C’est donc sans scrupule que je vous invite à « faire le mur », à sortir de chez vous pour assister à une représentation de chacun des onze spectacles que La Virgule vous présente cette année : Après la soirée d’ouverture animée par le Pianiste tout-terrain Simon Fache, vous voyagerez dans l’infinie diversité de la nature humaine écrite avec l’humour noir mais libérateur d’un Maupassant, que j’aurai un immense plaisir à vous conter. L’École des Femmes, où l’on voit Molière se faire l’irrésistible dénonciateur de la misogynie.

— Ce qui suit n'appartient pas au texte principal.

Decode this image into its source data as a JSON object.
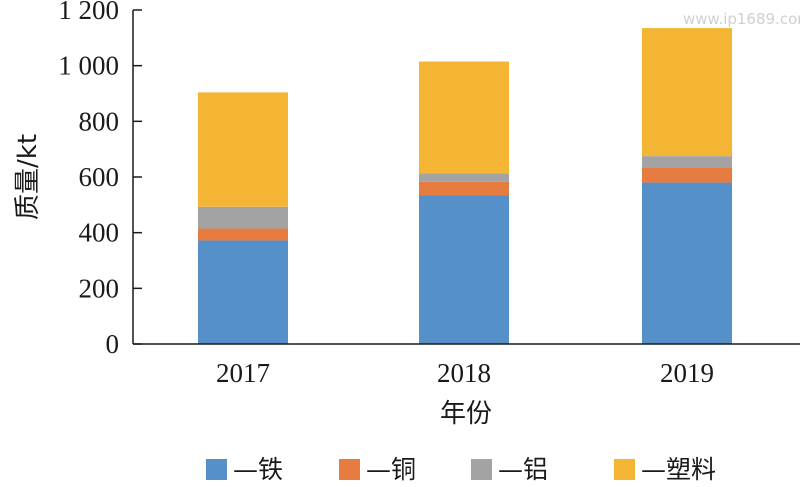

Together, où comment un couple confiné résiste à ce moment hors du temps que fut le printemps 2020. La Honte, le procès étrange du « comportement inapproprié » d’un professeur d’Université sur sa doctorante. Fausse Note, la visite d’un admirateur dans la loge à Genève d’un chef d’orchestre après son concert, où l’évocation d’un passé trouble va dangereusement transformer les témoignages d’admiration en d’horribles accusations. La Fragilité des choses, thriller où les mots font leur œuvre dans le huis clos d’un harcèlement. Bartleby, l’histoire d’un ange ? d’un rebelle ? d’un fou ? L’adaptation d’un chef-d’œuvre à la fois comique, énigmatique, et émouvant. Toutes les choses géniales : la liste de tout ce qui vaut la peine de vivre. Le Décaméron où se dire des contes devient le remède à une épidémie de peste. Et enfin, La Lettre, où une chaise, une bouteille, un papier et un verre suffisent pour créer d’inextinguibles rires, dans une véritable anthologie de la comédie, en clôture d’une saison qui nous aura montré celle du monde.
Une saison comme autant de voyages…
Les dictionnaires vous disent que faire le mur c’est sortir sans autorisation ? Je vous la donne !
Faites donc le mur ! Échappez-vous ! (J’allais dire : « abonnez-vous ! » Mais pourquoi pas ? avec La Virgule, c’est désormais synonyme !)
Nous vous attendons. Vous serez en bonne compagnie.